We didn’t speak as he led me down the long hallway, away from the waiting room, the operating theaters, the sounds of children sniffling and nurses whispering.
We took the service elevator.
When the doors opened, everything was quieter. Dim.
Sterile white lights buzzed above. The walls down here were concrete. Not fancy, not meant for patients with insurance.
Two guards stood outside a room marked Observation.
Callum gave them a nod, then turned to me.
“He’s been sedated. But he's awake now. Just… don’t get too close.”
I nodded once.
He opened the door.
I stepped in.
The room was empty save for a bed, one chair, and a heart monitor. No windows. One camera in the corner.
Asher sat up on the edge of the bed, shirtless, shoulder wrapped in gauze. His hands rested on his thighs, head down like he was waiting for judgment.
He didn’t look up.
Didn’t move.
Didn’t breathe, maybe.
I stepped forward. Quietly. Slowly.
He turned at the sound.
Eyes glassy. Bloodshot.
“Asher…”
He didn’t blink at first. Just stared at me like I wasn’t real. Like I was a ghost hovering in the doorway, something he wasn’t sure he deserved to see.
“Asher, it’s me,” I said gently. “You’re in the hospital. You’re safe.”
A flicker passed through his expression. Guilt. Confusion. Pain.
He exhaled shakily. “You shouldn’t be here.”
“I wanted to be.”
He looked down at his bandaged arm, flexed his fingers like he needed to remind himself they still worked. “Did I kill anyone?”
“One of Lucious’s men,” I said softly. “You didn’t pull the trigger, but you were caught in the middle.”

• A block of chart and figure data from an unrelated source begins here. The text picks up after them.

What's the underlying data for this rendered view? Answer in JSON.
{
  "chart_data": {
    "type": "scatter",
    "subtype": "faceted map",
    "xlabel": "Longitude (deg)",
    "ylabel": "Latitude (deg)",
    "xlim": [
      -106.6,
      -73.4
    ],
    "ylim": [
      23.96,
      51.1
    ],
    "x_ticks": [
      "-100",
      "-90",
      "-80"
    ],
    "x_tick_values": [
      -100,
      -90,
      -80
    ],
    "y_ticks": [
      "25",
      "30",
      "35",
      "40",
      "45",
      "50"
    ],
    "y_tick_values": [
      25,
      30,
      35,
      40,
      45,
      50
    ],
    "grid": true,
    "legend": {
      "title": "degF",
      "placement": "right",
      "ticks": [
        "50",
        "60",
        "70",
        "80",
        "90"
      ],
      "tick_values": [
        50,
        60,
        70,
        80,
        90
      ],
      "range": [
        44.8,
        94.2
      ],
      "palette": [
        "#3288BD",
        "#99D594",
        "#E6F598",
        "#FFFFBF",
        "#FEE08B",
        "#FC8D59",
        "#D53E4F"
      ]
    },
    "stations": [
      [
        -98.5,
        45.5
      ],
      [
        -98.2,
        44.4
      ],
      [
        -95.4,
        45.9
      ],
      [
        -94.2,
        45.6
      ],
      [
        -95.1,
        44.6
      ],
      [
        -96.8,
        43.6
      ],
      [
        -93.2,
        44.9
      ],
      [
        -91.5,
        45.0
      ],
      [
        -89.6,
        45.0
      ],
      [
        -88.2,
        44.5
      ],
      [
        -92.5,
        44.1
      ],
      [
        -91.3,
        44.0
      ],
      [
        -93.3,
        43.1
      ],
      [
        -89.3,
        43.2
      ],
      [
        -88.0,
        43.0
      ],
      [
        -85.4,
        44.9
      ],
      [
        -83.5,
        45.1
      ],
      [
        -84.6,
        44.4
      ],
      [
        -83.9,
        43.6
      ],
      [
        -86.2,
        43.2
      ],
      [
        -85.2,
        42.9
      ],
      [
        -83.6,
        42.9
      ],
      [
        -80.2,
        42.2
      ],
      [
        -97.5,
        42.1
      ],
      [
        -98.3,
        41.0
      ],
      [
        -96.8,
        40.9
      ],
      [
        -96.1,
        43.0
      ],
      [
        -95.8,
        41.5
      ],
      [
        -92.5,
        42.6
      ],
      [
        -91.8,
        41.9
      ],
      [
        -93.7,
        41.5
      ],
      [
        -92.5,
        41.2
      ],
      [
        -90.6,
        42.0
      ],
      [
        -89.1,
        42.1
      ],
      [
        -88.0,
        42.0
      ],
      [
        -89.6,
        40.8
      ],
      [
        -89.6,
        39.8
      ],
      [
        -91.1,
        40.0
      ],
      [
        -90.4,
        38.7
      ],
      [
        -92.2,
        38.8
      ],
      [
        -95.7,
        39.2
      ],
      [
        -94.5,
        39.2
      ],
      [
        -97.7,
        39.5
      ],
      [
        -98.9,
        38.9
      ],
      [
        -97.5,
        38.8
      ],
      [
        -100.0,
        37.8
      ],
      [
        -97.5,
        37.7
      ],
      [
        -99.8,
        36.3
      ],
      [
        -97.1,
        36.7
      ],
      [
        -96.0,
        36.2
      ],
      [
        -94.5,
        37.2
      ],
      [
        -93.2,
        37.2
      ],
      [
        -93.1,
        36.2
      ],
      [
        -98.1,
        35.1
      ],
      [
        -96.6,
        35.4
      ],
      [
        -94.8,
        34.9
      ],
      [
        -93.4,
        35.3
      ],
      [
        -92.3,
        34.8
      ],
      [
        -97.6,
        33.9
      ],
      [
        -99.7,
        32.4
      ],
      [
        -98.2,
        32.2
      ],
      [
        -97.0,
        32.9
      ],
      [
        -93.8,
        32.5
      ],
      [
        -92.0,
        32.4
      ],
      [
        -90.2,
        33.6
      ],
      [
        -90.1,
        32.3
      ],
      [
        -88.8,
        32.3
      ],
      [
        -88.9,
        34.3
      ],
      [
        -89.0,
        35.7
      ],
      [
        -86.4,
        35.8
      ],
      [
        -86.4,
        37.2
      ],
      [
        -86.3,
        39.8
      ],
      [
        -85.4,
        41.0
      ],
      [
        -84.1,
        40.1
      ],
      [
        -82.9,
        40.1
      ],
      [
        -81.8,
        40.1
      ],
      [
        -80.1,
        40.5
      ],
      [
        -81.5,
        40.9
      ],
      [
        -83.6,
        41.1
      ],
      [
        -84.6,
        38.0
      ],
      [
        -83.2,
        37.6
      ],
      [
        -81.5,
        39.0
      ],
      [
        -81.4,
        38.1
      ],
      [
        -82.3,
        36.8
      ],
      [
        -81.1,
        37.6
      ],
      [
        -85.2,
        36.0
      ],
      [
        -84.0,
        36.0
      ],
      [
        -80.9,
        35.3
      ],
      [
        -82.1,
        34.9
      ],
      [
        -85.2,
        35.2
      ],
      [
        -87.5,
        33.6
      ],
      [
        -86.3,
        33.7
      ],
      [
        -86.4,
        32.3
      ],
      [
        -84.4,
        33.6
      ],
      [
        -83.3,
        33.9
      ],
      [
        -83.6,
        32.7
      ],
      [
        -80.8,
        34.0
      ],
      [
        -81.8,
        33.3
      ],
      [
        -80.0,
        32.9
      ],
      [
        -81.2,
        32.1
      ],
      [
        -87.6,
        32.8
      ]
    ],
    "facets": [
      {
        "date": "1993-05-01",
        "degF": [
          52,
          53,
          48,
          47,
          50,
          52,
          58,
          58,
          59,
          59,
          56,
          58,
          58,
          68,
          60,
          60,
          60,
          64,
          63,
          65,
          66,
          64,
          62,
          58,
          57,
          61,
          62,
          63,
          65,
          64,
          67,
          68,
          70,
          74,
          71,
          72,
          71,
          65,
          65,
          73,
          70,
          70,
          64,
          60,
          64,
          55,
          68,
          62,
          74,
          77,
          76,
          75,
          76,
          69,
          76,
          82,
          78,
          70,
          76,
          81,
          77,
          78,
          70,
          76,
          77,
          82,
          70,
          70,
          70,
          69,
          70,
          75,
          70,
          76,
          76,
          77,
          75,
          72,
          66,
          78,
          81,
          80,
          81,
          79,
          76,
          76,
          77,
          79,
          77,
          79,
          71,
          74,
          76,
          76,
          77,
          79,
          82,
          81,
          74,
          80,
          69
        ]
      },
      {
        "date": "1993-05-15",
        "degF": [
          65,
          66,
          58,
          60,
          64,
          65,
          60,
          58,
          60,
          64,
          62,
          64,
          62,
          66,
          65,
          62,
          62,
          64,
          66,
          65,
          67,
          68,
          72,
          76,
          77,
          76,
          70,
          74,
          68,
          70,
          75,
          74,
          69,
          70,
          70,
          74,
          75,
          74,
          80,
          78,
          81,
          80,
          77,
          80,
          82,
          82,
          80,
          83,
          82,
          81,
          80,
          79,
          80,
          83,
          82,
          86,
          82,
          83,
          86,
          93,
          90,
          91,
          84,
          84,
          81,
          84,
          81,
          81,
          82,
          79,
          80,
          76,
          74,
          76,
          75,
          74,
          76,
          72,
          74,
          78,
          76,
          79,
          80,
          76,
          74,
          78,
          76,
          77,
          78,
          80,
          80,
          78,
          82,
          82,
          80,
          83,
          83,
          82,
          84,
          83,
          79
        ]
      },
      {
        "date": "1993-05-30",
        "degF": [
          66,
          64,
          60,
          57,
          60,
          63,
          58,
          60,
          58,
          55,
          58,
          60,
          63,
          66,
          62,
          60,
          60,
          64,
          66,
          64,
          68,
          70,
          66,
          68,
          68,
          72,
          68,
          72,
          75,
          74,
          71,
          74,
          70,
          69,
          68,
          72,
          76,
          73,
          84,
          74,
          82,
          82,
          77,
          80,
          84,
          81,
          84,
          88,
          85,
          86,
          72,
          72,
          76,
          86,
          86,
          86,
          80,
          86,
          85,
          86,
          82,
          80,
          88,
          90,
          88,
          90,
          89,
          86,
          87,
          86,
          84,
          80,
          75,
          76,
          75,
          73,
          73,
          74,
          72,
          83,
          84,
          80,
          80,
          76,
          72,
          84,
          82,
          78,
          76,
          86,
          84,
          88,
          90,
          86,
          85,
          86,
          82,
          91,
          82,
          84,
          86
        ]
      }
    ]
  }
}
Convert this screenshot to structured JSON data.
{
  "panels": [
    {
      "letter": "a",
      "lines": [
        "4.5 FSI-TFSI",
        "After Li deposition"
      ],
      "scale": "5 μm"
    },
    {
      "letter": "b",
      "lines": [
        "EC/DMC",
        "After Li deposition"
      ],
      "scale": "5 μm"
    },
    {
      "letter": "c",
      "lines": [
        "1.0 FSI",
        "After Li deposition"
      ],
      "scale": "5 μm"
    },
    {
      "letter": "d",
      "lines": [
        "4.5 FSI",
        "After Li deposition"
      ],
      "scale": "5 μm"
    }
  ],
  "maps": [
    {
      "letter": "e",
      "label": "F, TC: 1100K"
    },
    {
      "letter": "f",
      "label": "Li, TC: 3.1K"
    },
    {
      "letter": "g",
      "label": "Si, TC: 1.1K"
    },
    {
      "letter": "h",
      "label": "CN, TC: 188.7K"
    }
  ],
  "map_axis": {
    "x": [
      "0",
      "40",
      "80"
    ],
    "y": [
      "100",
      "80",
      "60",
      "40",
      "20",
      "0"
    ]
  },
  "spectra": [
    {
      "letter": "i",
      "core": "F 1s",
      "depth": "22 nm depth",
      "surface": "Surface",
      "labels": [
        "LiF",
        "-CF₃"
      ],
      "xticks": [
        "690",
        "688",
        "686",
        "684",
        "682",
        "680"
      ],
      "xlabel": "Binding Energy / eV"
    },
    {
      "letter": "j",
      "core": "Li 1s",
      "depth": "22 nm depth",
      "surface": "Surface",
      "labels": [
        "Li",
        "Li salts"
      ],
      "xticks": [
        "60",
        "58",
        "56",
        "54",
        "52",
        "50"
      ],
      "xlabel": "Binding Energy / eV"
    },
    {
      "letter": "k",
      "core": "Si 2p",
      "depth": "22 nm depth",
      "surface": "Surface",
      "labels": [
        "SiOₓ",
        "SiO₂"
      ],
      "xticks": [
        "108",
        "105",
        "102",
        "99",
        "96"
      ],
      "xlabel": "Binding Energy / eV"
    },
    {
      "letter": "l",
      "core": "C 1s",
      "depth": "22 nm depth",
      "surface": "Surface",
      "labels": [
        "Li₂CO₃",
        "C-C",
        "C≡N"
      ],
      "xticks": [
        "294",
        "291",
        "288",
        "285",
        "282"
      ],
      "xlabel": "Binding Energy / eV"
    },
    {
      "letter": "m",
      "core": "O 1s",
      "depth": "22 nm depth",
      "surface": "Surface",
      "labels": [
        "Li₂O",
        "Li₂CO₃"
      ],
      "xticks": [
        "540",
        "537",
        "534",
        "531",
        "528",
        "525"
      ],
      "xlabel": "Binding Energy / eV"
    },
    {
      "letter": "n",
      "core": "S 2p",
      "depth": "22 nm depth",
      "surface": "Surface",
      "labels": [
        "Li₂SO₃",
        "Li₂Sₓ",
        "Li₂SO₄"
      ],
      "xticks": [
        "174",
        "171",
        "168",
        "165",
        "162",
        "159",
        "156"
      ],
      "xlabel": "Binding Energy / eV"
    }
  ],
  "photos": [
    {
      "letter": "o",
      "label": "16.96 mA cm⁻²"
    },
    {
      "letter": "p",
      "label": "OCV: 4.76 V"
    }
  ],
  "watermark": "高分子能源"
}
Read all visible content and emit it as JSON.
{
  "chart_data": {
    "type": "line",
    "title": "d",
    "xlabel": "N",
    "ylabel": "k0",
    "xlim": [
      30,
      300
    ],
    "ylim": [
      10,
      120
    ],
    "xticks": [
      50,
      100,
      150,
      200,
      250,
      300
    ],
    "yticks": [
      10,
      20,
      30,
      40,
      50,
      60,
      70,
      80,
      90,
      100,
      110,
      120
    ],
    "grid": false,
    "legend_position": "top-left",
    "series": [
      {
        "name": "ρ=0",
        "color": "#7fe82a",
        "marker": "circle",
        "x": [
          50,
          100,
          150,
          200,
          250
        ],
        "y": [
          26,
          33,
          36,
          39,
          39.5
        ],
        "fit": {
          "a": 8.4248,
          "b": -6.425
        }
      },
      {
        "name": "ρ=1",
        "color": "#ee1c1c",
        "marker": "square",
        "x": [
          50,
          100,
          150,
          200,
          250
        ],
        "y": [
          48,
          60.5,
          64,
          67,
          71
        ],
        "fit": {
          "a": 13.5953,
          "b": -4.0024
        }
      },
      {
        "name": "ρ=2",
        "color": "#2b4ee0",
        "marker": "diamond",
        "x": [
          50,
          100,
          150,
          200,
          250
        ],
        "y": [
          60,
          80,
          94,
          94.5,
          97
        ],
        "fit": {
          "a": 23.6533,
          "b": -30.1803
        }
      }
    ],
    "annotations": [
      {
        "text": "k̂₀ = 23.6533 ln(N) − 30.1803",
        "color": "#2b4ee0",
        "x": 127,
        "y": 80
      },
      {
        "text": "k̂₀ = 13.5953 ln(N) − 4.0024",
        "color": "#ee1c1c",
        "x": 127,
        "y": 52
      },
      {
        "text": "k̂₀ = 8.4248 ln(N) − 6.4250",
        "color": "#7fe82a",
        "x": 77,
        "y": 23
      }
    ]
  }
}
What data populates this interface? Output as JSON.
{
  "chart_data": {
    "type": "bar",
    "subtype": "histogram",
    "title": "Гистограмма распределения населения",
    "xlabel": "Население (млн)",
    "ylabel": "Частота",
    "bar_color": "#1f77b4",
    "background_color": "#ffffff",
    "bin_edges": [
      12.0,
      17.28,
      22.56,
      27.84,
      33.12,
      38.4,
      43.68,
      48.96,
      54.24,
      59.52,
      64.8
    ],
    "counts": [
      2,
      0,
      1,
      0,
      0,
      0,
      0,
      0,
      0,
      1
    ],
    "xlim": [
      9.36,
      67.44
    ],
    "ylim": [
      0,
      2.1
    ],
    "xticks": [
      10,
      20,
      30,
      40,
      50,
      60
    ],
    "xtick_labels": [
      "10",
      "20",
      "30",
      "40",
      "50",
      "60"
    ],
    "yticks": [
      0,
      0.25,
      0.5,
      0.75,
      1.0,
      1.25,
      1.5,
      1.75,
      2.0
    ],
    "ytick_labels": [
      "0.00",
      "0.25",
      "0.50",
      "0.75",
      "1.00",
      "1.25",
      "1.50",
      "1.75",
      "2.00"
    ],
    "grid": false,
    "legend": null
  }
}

His jaw tightened. “I don’t remember everything. It’s blurry. I just remember screaming. You. And blood. And…”
He trailed off.
“And Rowan.”
He nodded. “I wasn’t aiming to save him.”
“I know.”
Silence stretched.
I stepped closer, watching him closely. “Do you remember what happened before that? When I found the picture?”
He swallowed hard. “I wasn’t lying. Someone really did send it to me.”
“Do you still have the envelope it came in?”
He shook his head. “Burned it. Thought it was a warning.”
I didn’t push further. Not yet.
A knock at the door broke the quiet.
I turned to see a young female doctor enter, her white coat slightly wrinkled and her tablet held tight to her chest.
“Dr. Laurent?” she asked.
I nodded.
“I’m Dr. Imani. I’ve been overseeing Mr. Don’s psych eval and physical care. Do you mind stepping out for a moment to discuss his condition?”
I glanced at Asher. He was staring at the floor again.
“I’ll be back,” I said quietly.
In the hallway, Dr. Imani pulled the door shut behind us. “I’m aware you’re not just here as family,” she began. “You’re also a medical professional.”
“Yes.”
She hesitated. “He’s mentally unstable. But not beyond help. He has signs of acute stress disorder, unresolved trauma, and what we suspect is a dissociative break triggered by obsessive delusion. The incident with you… the kidnapping… that wasn’t premeditated in the traditional sense. He believed he was protecting you.”
“I know.”
“But that doesn’t make it harmless,” she added.
“I’m not excusing what he did,” I said. “But I know the brain. I know what spiraling looks like. And I know the difference between cruelty and collapse.”
Dr. Imani nodded slowly. “I’ll recommend psychiatric inpatient care. Strict. Secure. But voluntary—if he agrees.”
I looked at the closed door.
He had to agree.
Because I couldn’t protect him from the law. Not again.
“Thank you,” I said.
She gave a small smile. “He listens to you. That matters.”
I opened the door again and stepped back inside.
Asher didn’t look up.
Bu
t I crossed the room, sat beside him, and said gently,
“They want to help you. But it has to start with you saying yes.”
He nodded.
“That's good. One last question.” I said. “Where..where is Carter?”